Verkehr

Tunesien: Wo bleibt der biometrische Reisepass?

Der tunesische Reisepass ist in seiner jetzigen Form veraltet und entspricht nicht mehr den internationalen Standards. Angesichts der Zunahme von Terrorismus, Menschenhandel, organisierter Kriminalität und illegaler Einwanderung, aber auch um den Verwaltungsservice für die Bürger zu verbessern und internationalen Standards zu entsprechen, die einen biometrischen Pass für Reisen oder Visa verlangen, haben viele Länder den Prozess der Digitalisierung ihrer Pässe eingeleitet. In Tunesien schlummert der Gesetzentwurf seit der Auflösung des alten Parlaments allerdings in Kartons.
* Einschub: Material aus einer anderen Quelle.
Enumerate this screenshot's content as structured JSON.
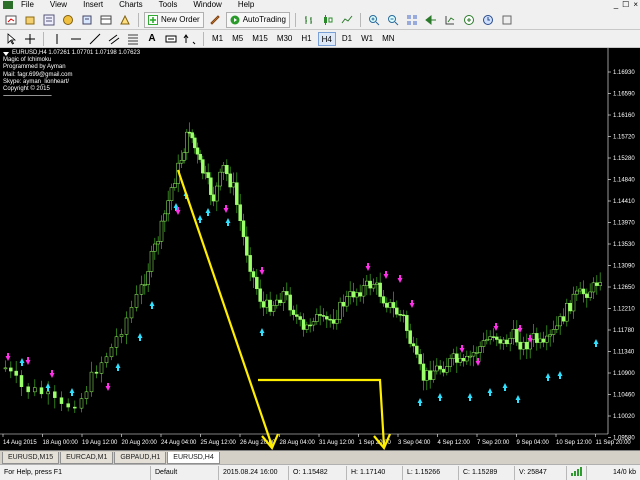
{
  "menu": {
    "items": [
      "File",
      "View",
      "Insert",
      "Charts",
      "Tools",
      "Window",
      "Help"
    ],
    "window_controls": [
      "_",
      "☐",
      "×"
    ]
  },
  "toolbar": {
    "new_order_label": "New Order",
    "autotrading_label": "AutoTrading",
    "timeframes": [
      "M1",
      "M5",
      "M15",
      "M30",
      "H1",
      "H4",
      "D1",
      "W1",
      "MN"
    ],
    "active_timeframe": "H4"
  },
  "chart": {
    "header": {
      "symbol_line": "EURUSD,H4  1.07261 1.07701 1.07198 1.07623",
      "lines": [
        "Magic of Ichimoku",
        "Programmed by  Ayman",
        "Mail: fagr.699@gmail.com",
        "Skype: ayman_lionheart/",
        "Copyright © 2015"
      ],
      "divider": "------------------------------------------------"
    },
    "colors": {
      "background": "#000000",
      "candle": "#9bff6a",
      "wick": "#4dcc2a",
      "buy_arrow": "#30e0ff",
      "sell_arrow": "#ff2ee8",
      "annotation": "#ffee00",
      "grid_text": "#ffffff"
    }
  },
  "chart_data": {
    "type": "candlestick",
    "symbol": "EURUSD",
    "timeframe": "H4",
    "y_ticks": [
      "1.16930",
      "1.16590",
      "1.16160",
      "1.15720",
      "1.15280",
      "1.14840",
      "1.14410",
      "1.13970",
      "1.13530",
      "1.13090",
      "1.12650",
      "1.12210",
      "1.11780",
      "1.11340",
      "1.10900",
      "1.10460",
      "1.10020",
      "1.09580"
    ],
    "x_ticks": [
      "14 Aug 2015",
      "18 Aug 00:00",
      "19 Aug 12:00",
      "20 Aug 20:00",
      "24 Aug 04:00",
      "25 Aug 12:00",
      "26 Aug 20:00",
      "28 Aug 04:00",
      "31 Aug 12:00",
      "1 Sep 20:00",
      "3 Sep 04:00",
      "4 Sep 12:00",
      "7 Sep 20:00",
      "9 Sep 04:00",
      "10 Sep 12:00",
      "11 Sep 20:00"
    ],
    "ylim": [
      1.0958,
      1.1693
    ]
  },
  "tabs": [
    {
      "label": "EURUSD,M15",
      "active": false
    },
    {
      "label": "EURCAD,M1",
      "active": false
    },
    {
      "label": "GBPAUD,H1",
      "active": false
    },
    {
      "label": "EURUSD,H4",
      "active": true
    }
  ],
  "status": {
    "help": "For Help, press F1",
    "profile": "Default",
    "datetime": "2015.08.24 16:00",
    "open": "O: 1.15482",
    "high": "H: 1.17140",
    "low": "L: 1.15266",
    "close": "C: 1.15289",
    "volume": "V: 25847",
    "traffic": "14/0 kb"
  }
}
In vielen Ländern wird die Umstellung von Papierpässen auf digitale und biometrische Pässe in Angriff genommen. Tunesien gehört zwar dazu. Seit mehr als sechs Jahren verfügt das Land sogar über eine Druck- und Herstellungslösung für biometrische Reisepässe mit integrierter Smartcard, wie eine gut informierte Quelle erklärte. Diese Drucklösung sowie die Einbände und das spezielle Papier seien bei der offiziellen Druckerei der Tunesischen Republik, die seit 2018 dem Premierministerium untersteht, erworben und sogar installiert worden.
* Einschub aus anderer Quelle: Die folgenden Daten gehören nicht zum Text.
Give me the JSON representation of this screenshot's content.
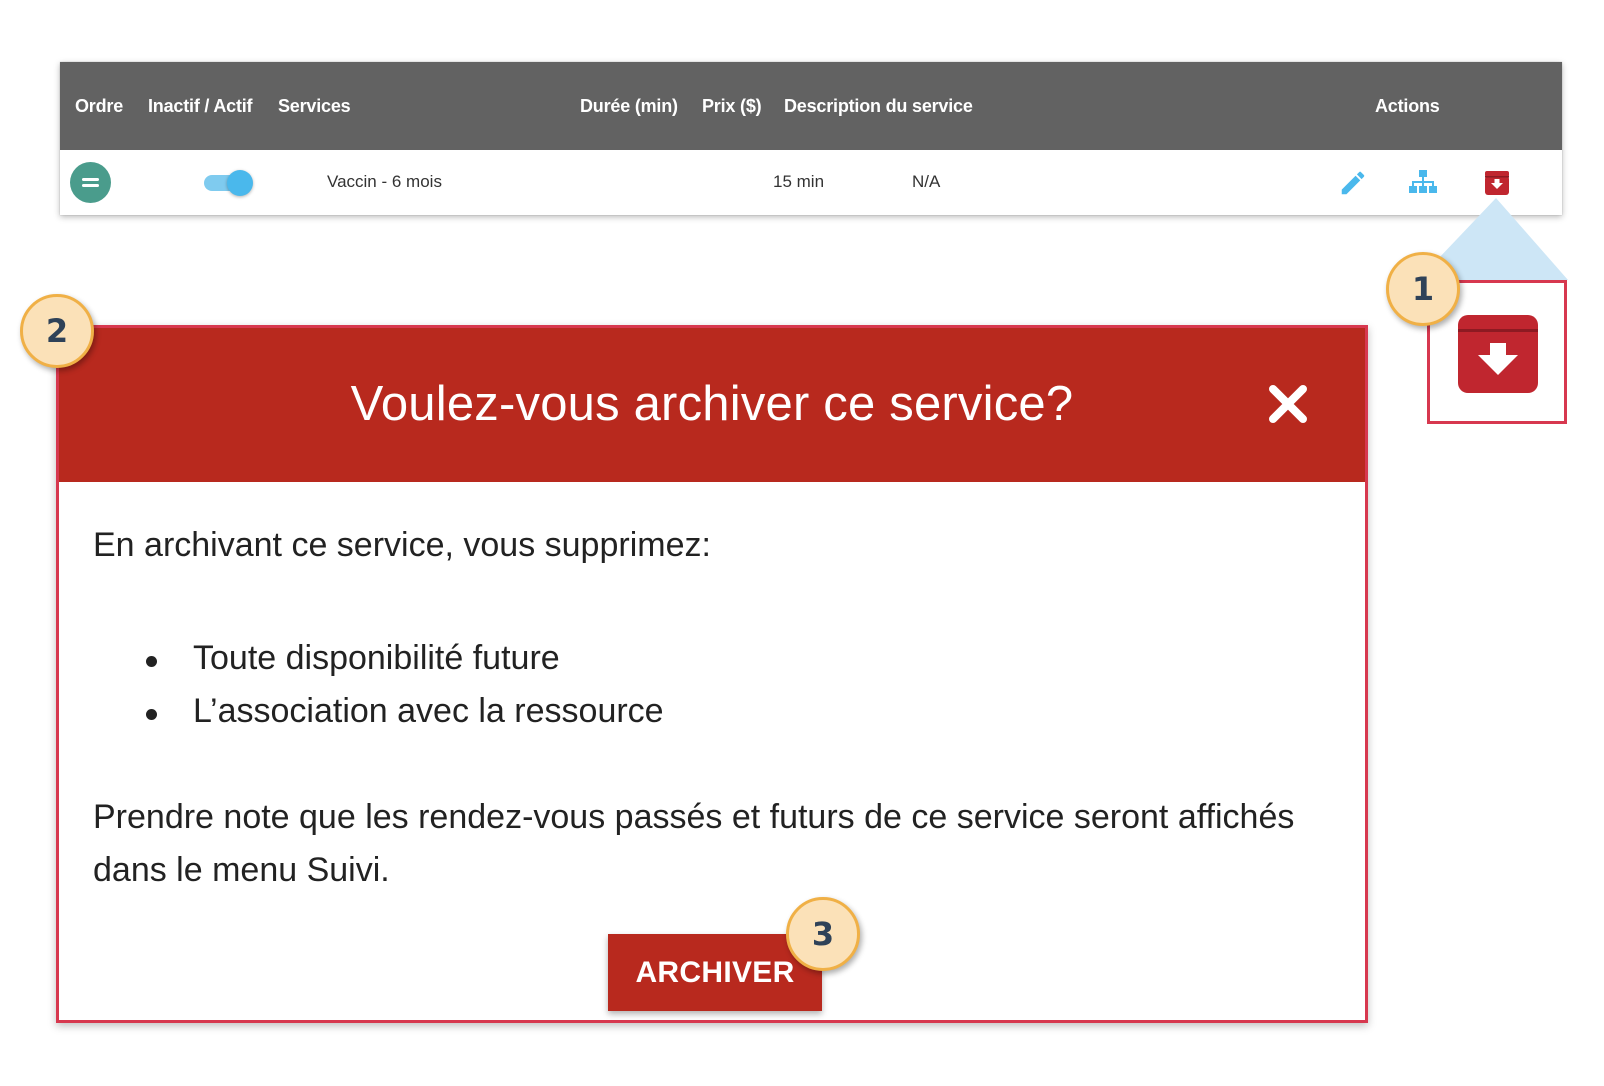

Nur: Um diese biometrische Lösung einzusetzen und das Gesetz zum Schutz personenbezogener Daten einzuhalten, müsste ein Gesetzestext verabschiedet werden, der die Merkmale des neuen Passes und des nationalen Personalausweises (CIN) und die Informationen, die darauf enthalten sein müssen, festlegt.

Seit der alten aufgelösten Nationalversammlung schlummert der Gesetzentwurf in Kartons. Und die neue Macht, die nach dem Referendum vom 25. Juli 2022 installiert wurde, hat diese Problematik noch nicht entschieden. Dies erklärt, warum der biometrische tunesische Reisepass noch nicht das Licht der Welt erblickt hat. Gleichzeitig wurde bekannt, dass Tunesien bereits seit Jahren biometrische Pässe ausstellt, allerdings nur für Seeleute. Denn um mit einem Schiff, auch einem Handelsschiff, über die Meere reisen und navigieren zu können, muss man einen speziellen Seemannspass mit biometrischen Eigenschaften besitzen.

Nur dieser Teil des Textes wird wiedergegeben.